Report on race-fixing omits key findings
A report by an internal investigation team, leaked earlier this year, found evidence of a meticulous and long-running scam that had operated in Dundalk.
It also highlighted deficiencies in the original response by the Irish Greyhound Board’s headquarters after an emphatic but unusual win by a novice dog, Mays Hurryonboy, in 2009.
The two authors of the internal investigation report went on extended sick leave after their conclusions were considered by the board.
One of the investigators, the IGB’s internal auditor, said there had been an attempt to obstruct their inquiry. This was denied by the company’s chairman, Phil Meaney. A consultant was then hired to re-evaluate the investigator’s work.
The consultant’s paper-based review of the two investigators’ work was published by the IGB yesterday.
In it, the consultant said she had reviewed the material gathered by the investigators but had drawn different conclusions.
“I have made my own findings and drawn my own conclusions on the basis of the material provided to me,” she wrote.
Her report found that one high-profile race that took place in Jun 2009 was probably compromised by the running of a greyhound under a false name, Mays Hurryonboy.
She did not allude to the possibility that this was part of a wider system to rig races at the track.
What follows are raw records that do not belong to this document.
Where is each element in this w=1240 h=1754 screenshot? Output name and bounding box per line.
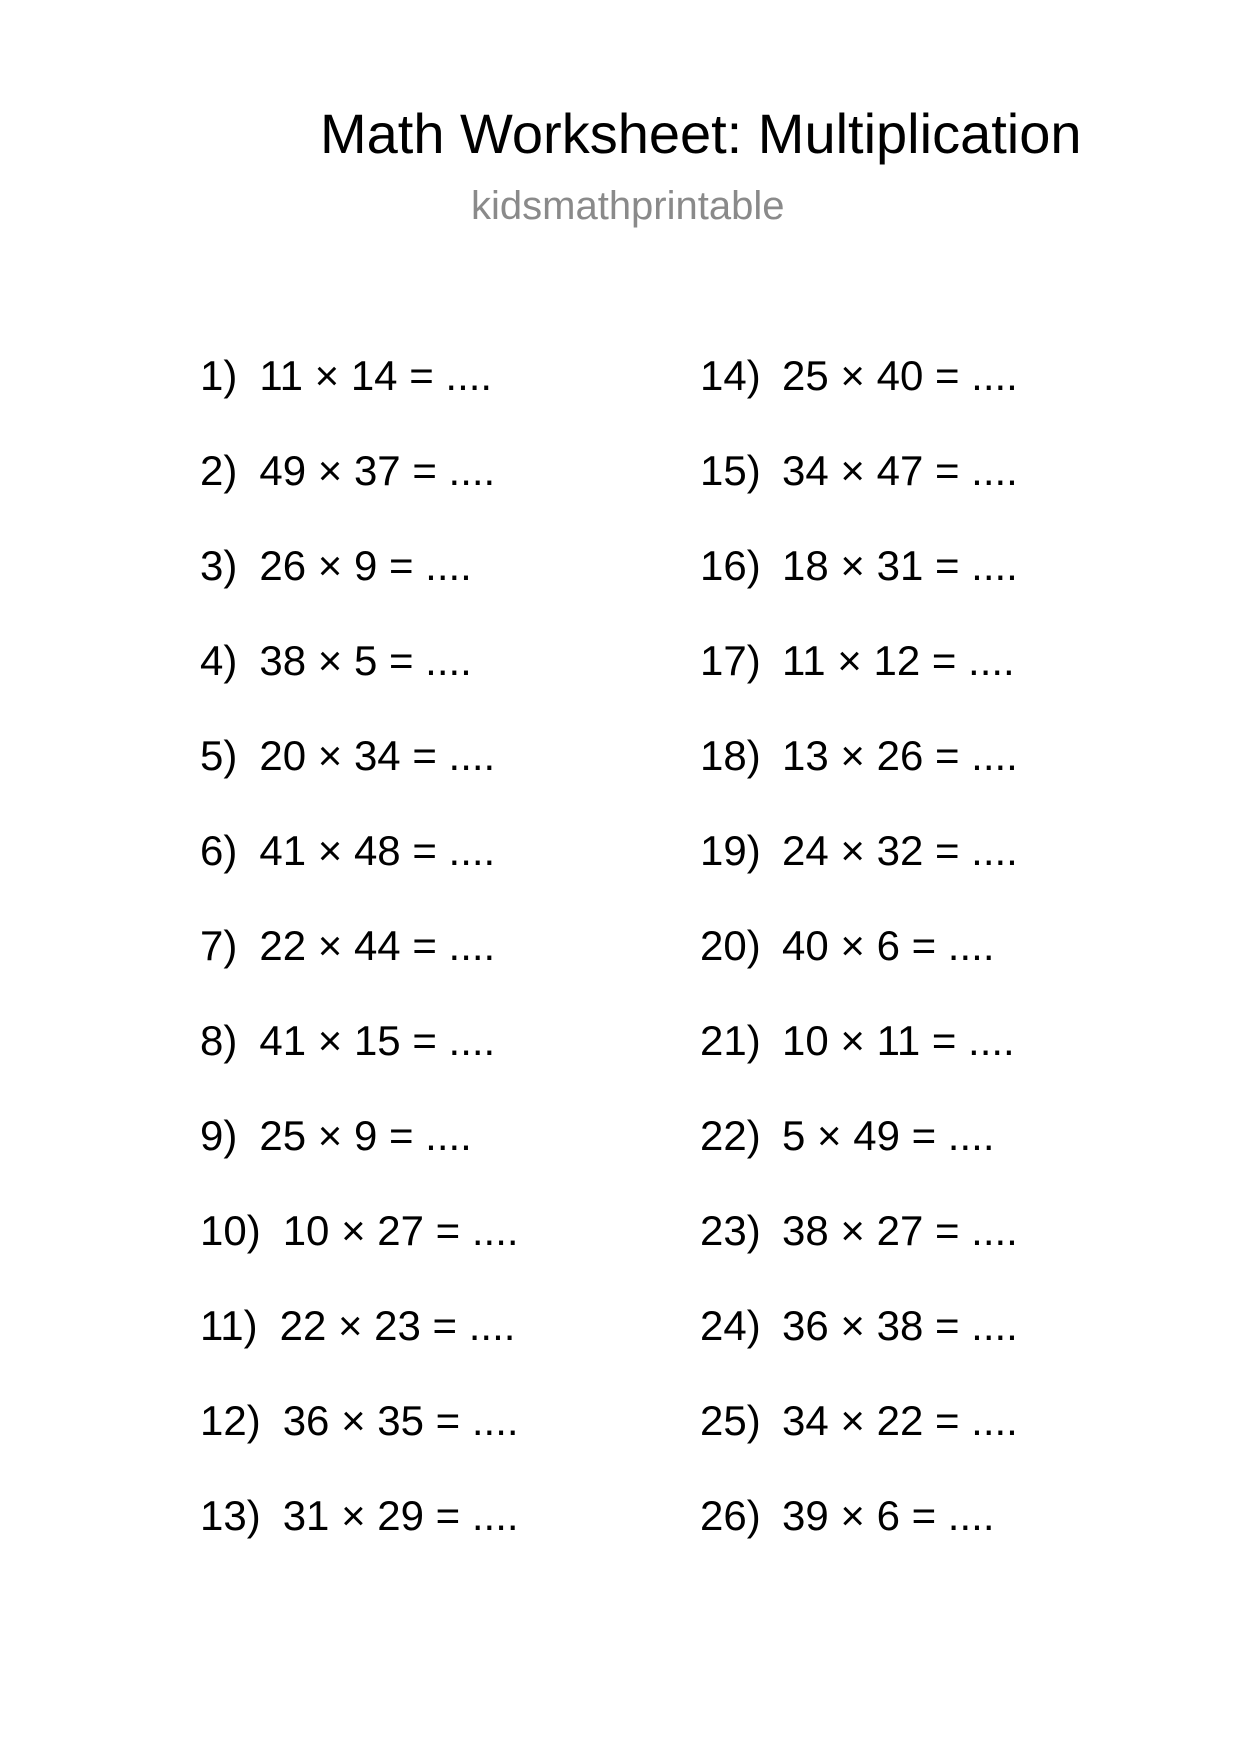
- problem-item: [700, 1011, 1018, 1106]
- problem-expression: 40 × 6 = ....: [782, 922, 995, 969]
- problem-expression: 38 × 5 = ....: [259, 637, 472, 684]
- problem-number: 8): [200, 1017, 238, 1064]
- problem-item: [200, 726, 519, 821]
- problem-item: [700, 1486, 1018, 1581]
- problem-expression: 34 × 22 = ....: [782, 1397, 1018, 1444]
- problem-expression: 10 × 27 = ....: [282, 1207, 519, 1254]
- problem-expression: 31 × 29 = ....: [282, 1492, 519, 1539]
- problem-number: 24): [700, 1302, 761, 1349]
- problem-number: 21): [700, 1017, 761, 1064]
- problem-number: 12): [200, 1397, 261, 1444]
- problem-column-left: [200, 346, 519, 1581]
- problem-item: [200, 631, 519, 726]
- problem-number: 10): [200, 1207, 261, 1254]
- problem-number: 14): [700, 352, 761, 399]
- problem-item: [200, 346, 519, 441]
- problem-number: 25): [700, 1397, 761, 1444]
- problem-number: 23): [700, 1207, 761, 1254]
- problem-number: 19): [700, 827, 761, 874]
- problem-expression: 22 × 23 = ....: [279, 1302, 516, 1349]
- problem-item: [200, 1201, 519, 1296]
- problem-expression: 34 × 47 = ....: [782, 447, 1018, 494]
- problem-expression: 5 × 49 = ....: [782, 1112, 995, 1159]
- problem-expression: 10 × 11 = ....: [782, 1017, 1015, 1064]
- problem-number: 13): [200, 1492, 261, 1539]
- problem-item: [200, 1296, 519, 1391]
- problem-expression: 25 × 40 = ....: [782, 352, 1018, 399]
- problem-item: [700, 1296, 1018, 1391]
- problem-item: [200, 1391, 519, 1486]
- problem-number: 15): [700, 447, 761, 494]
- problem-item: [700, 1106, 1018, 1201]
- problem-expression: 20 × 34 = ....: [259, 732, 496, 779]
- problem-column-right: [700, 346, 1018, 1581]
- problem-expression: 26 × 9 = ....: [259, 542, 472, 589]
- worksheet-subtitle: kidsmathprintable: [471, 184, 785, 228]
- problem-expression: 39 × 6 = ....: [782, 1492, 995, 1539]
- problem-item: [200, 536, 519, 631]
- problem-number: 20): [700, 922, 761, 969]
- problem-expression: 24 × 32 = ....: [782, 827, 1018, 874]
- problem-number: 11): [200, 1302, 258, 1349]
- problem-expression: 18 × 31 = ....: [782, 542, 1018, 589]
- problem-item: [200, 821, 519, 916]
- problem-number: 7): [200, 922, 238, 969]
- problem-number: 22): [700, 1112, 761, 1159]
- problem-expression: 22 × 44 = ....: [259, 922, 496, 969]
- problem-item: [700, 1391, 1018, 1486]
- problem-expression: 36 × 38 = ....: [782, 1302, 1018, 1349]
- worksheet-title: Math Worksheet: Multiplication: [320, 102, 1082, 165]
- problem-item: [200, 1011, 519, 1106]
- problem-item: [700, 441, 1018, 536]
- problem-number: 1): [200, 352, 238, 399]
- problem-number: 16): [700, 542, 761, 589]
- problem-expression: 36 × 35 = ....: [282, 1397, 519, 1444]
- problem-expression: 11 × 12 = ....: [782, 637, 1015, 684]
- problem-item: [700, 916, 1018, 1011]
- problem-item: [200, 1486, 519, 1581]
- problem-number: 18): [700, 732, 761, 779]
- problem-item: [700, 1201, 1018, 1296]
- problem-number: 6): [200, 827, 238, 874]
- problem-expression: 11 × 14 = ....: [259, 352, 493, 399]
- problem-item: [700, 726, 1018, 821]
- problem-number: 26): [700, 1492, 761, 1539]
- problem-expression: 49 × 37 = ....: [259, 447, 496, 494]
- problem-expression: 13 × 26 = ....: [782, 732, 1018, 779]
- problem-expression: 25 × 9 = ....: [259, 1112, 472, 1159]
- problem-expression: 38 × 27 = ....: [782, 1207, 1018, 1254]
- problem-number: 5): [200, 732, 238, 779]
- problem-item: [700, 346, 1018, 441]
- problem-number: 4): [200, 637, 238, 684]
- problem-item: [700, 631, 1018, 726]
- problem-item: [200, 916, 519, 1011]
- problem-expression: 41 × 48 = ....: [259, 827, 496, 874]
- problem-number: 9): [200, 1112, 238, 1159]
- problem-expression: 41 × 15 = ....: [259, 1017, 496, 1064]
- problem-item: [700, 536, 1018, 631]
- problem-number: 2): [200, 447, 238, 494]
- problem-item: [700, 821, 1018, 916]
- problem-item: [200, 441, 519, 536]
- problem-number: 17): [700, 637, 761, 684]
- problem-number: 3): [200, 542, 238, 589]
- problem-item: [200, 1106, 519, 1201]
However, she did reveal that, on one night in Apr 2009, 31 dogs had run but, because of a compromised database, results were stored for 37.
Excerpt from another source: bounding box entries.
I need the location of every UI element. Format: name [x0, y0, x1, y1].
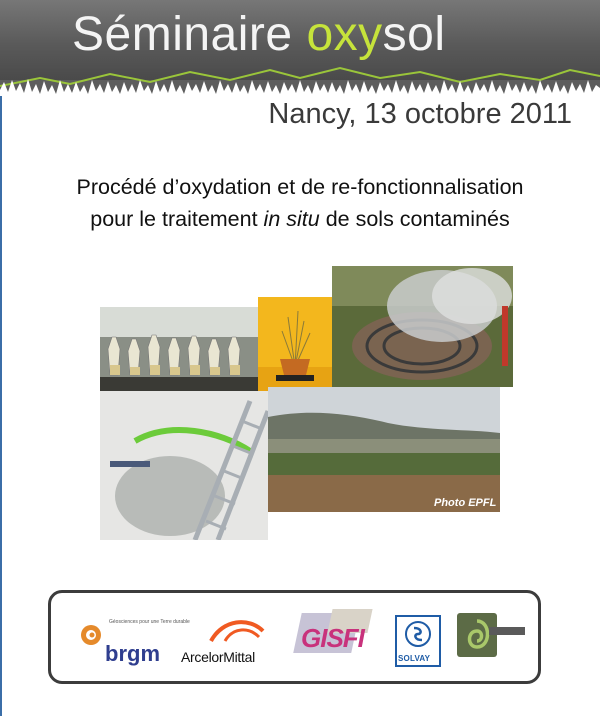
- borehole-ladder-photo: [100, 391, 268, 540]
- arcelor-swoosh-icon: [209, 615, 265, 645]
- solvay-name: SOLVAY: [398, 654, 431, 663]
- valterra-spiral-icon: [457, 613, 527, 659]
- seminar-title: [72, 8, 446, 62]
- event-date: Nancy, 13 octobre 2011: [268, 98, 572, 130]
- left-border: [0, 0, 2, 716]
- photo-credit: Photo EPFL: [434, 497, 497, 509]
- project-subtitle: [0, 171, 600, 235]
- grass-decoration: [0, 58, 600, 96]
- solvay-emblem-icon: [397, 619, 439, 653]
- in-situ-text: in situ: [263, 207, 320, 231]
- subtitle-line-2: pour le traitement in situ de sols contaminés: [90, 207, 510, 231]
- soil-steam-photo: [332, 266, 513, 387]
- arcelormittal-logo: [181, 613, 271, 663]
- title-word: Séminaire: [72, 8, 307, 61]
- arcelormittal-name: ArcelorMittal: [181, 649, 255, 665]
- brgm-swirl-icon: [79, 623, 103, 647]
- title-oxy: oxy: [306, 8, 383, 61]
- landscape-field-photo: [268, 387, 500, 512]
- header-banner: [0, 0, 600, 96]
- brgm-logo: [79, 613, 190, 666]
- title-sol: sol: [382, 8, 446, 61]
- valterra-logo: [457, 613, 527, 659]
- gisfi-logo: [293, 607, 377, 659]
- partner-logos-box: [48, 590, 541, 684]
- solvay-badge: [395, 615, 441, 667]
- gisfi-name: GISFI: [301, 623, 364, 653]
- subtitle-line-1: Procédé d’oxydation et de re-fonctionnalisation: [76, 175, 524, 199]
- brgm-tagline: Géosciences pour une Terre durable: [109, 619, 190, 625]
- potted-plant-photo: [258, 297, 332, 391]
- solvay-logo: [395, 615, 441, 667]
- lab-flasks-photo: [100, 307, 258, 391]
- brgm-name: brgm: [105, 641, 160, 666]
The original investigators found that these additional results had been copied and pasted from other nights.
They said this was evidence of an ongoing scam to create fictional dogs and that it had operated for up to a year in Dundalk.
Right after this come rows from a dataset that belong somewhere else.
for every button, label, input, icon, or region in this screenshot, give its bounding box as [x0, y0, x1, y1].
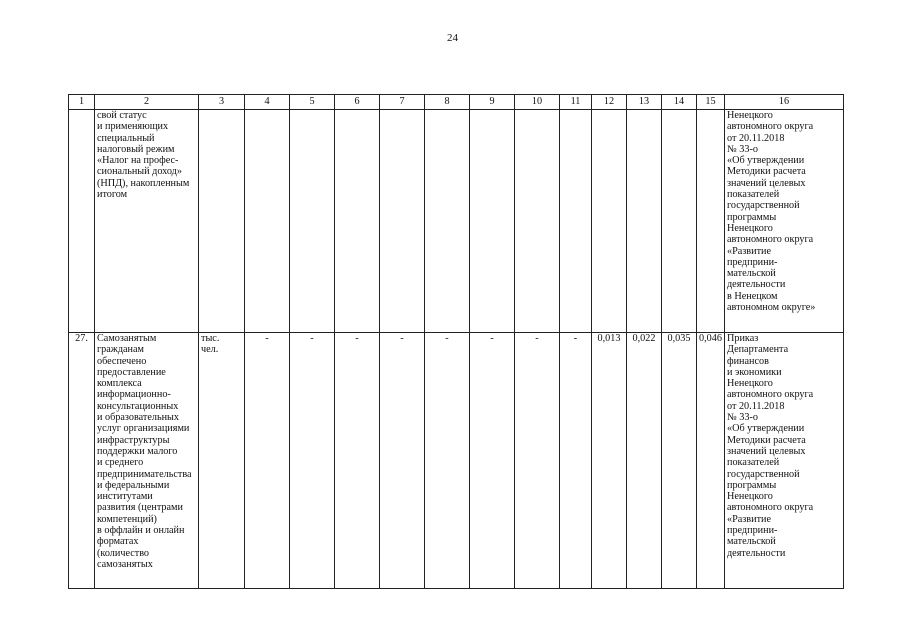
column-header: 5: [290, 95, 335, 110]
value-cell: [627, 110, 662, 333]
value-cell: 0,022: [627, 333, 662, 589]
value-cell: -: [470, 333, 515, 589]
column-header: 14: [662, 95, 697, 110]
unit-cell: [199, 110, 245, 333]
column-header: 3: [199, 95, 245, 110]
value-cell: -: [560, 333, 592, 589]
column-header: 15: [697, 95, 725, 110]
unit-cell: тыс. чел.: [199, 333, 245, 589]
source-document-cell: Приказ Департамента финансов и экономики Ненецкого автономного округа от 20.11.2018 № 33-о «Об утверждении Методики расчета значений целевых показателей государственной программы Ненецкого автономного округа «Развитие предприни- мательской деятельности: [725, 333, 844, 589]
value-cell: -: [335, 333, 380, 589]
column-header: 10: [515, 95, 560, 110]
value-cell: [470, 110, 515, 333]
value-cell: 0,013: [592, 333, 627, 589]
value-cell: 0,046: [697, 333, 725, 589]
value-cell: [425, 110, 470, 333]
value-cell: [515, 110, 560, 333]
value-cell: -: [425, 333, 470, 589]
value-cell: [290, 110, 335, 333]
source-document-cell: Ненецкого автономного округа от 20.11.2018 № 33-о «Об утверждении Методики расчета значений целевых показателей государственной программы Ненецкого автономного округа «Развитие предприни- мательской деятельности в Ненецком автономном округе»: [725, 110, 844, 333]
table-header-row: [69, 95, 844, 110]
column-header: 7: [380, 95, 425, 110]
column-header: 1: [69, 95, 95, 110]
value-cell: -: [380, 333, 425, 589]
value-cell: [380, 110, 425, 333]
row-number-cell: 27.: [69, 333, 95, 589]
indicator-name-cell: свой статус и применяющих специальный налоговый режим «Налог на профес- сиональный доход» (НПД), накопленным итогом: [95, 110, 199, 333]
column-header: 2: [95, 95, 199, 110]
value-cell: 0,035: [662, 333, 697, 589]
value-cell: [592, 110, 627, 333]
column-header: 6: [335, 95, 380, 110]
column-header: 13: [627, 95, 662, 110]
column-header: 9: [470, 95, 515, 110]
row-number-cell: [69, 110, 95, 333]
value-cell: [335, 110, 380, 333]
value-cell: -: [290, 333, 335, 589]
column-header: 8: [425, 95, 470, 110]
column-header: 11: [560, 95, 592, 110]
indicator-name-cell: Самозанятым гражданам обеспечено предоставление комплекса информационно- консультационных и образовательных услуг организациями инфраструктуры поддержки малого и среднего предпринимательства и федеральными институтами развития (центрами компетенций) в оффлайн и онлайн форматах (количество самозанятых: [95, 333, 199, 589]
value-cell: [245, 110, 290, 333]
table-row-continued: [69, 110, 844, 333]
column-header: 16: [725, 95, 844, 110]
value-cell: -: [515, 333, 560, 589]
page-number: 24: [447, 32, 458, 44]
table-row-27: [69, 333, 844, 589]
value-cell: -: [245, 333, 290, 589]
column-header: 12: [592, 95, 627, 110]
indicators-table: [68, 94, 844, 589]
column-header: 4: [245, 95, 290, 110]
value-cell: [662, 110, 697, 333]
value-cell: [697, 110, 725, 333]
value-cell: [560, 110, 592, 333]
This, the investigators said, involved the running of a number of dogs under false names with fabricated race records.
Their report, which was accepted by the board but never published, also criticised the first regulatory inquiry the IGB carried out into suspicions at the track.
The investigators said the regulation inquiry “did not delve deep enough into the matter to establish the facts of what happened”.
The new report did not make findings on this issue but highlighted the fact that a stewards’ inquiry was not held on the night and that this restricted the amount of information that was available.
The IGB hired the consultant to carry out a fresh report this year after the investigators’ report was considered and adopted by the board in January.
Shortly afterwards, its contents were revealed in the Irish Examiner.
The IGB then took legal advice and decided against publishing the report because it contained opinions about what had gone on.
A statement issued yesterday said the original report would not have withstood a judicial review and the revised work had “made findings and drew conclusions based only on the objective evidence obtained by the internal investigation”.
These findings from the unpublished internal investigation into the Dundalk scandal did not make it into the final consultant’s report released by the Irish Greyhound Board:
* A meticulous scam had operated in Dundalk between May 2008 and Jun 2009 and it had been executed without detection.
* In addition to the race that highlighted the problem, a number of other fictitious trial records had been created.
* These resulted in greyhounds competing and winning their first race with significant time improvements against their qualification times.
* The IGB’s regulatory team did not delve deep enough into the incident when it was asked to investigate suspicions raised by management in Dundalk in 2009.
* The regulatory team did not interview key witnesses before completing its work.
* The video of the race, the photo finish, and the identity markings of a suspicious dog had not been looked at by the IGB’s regulatory team before it issued a press release denying the possibility that a ringer had won in Dundalk.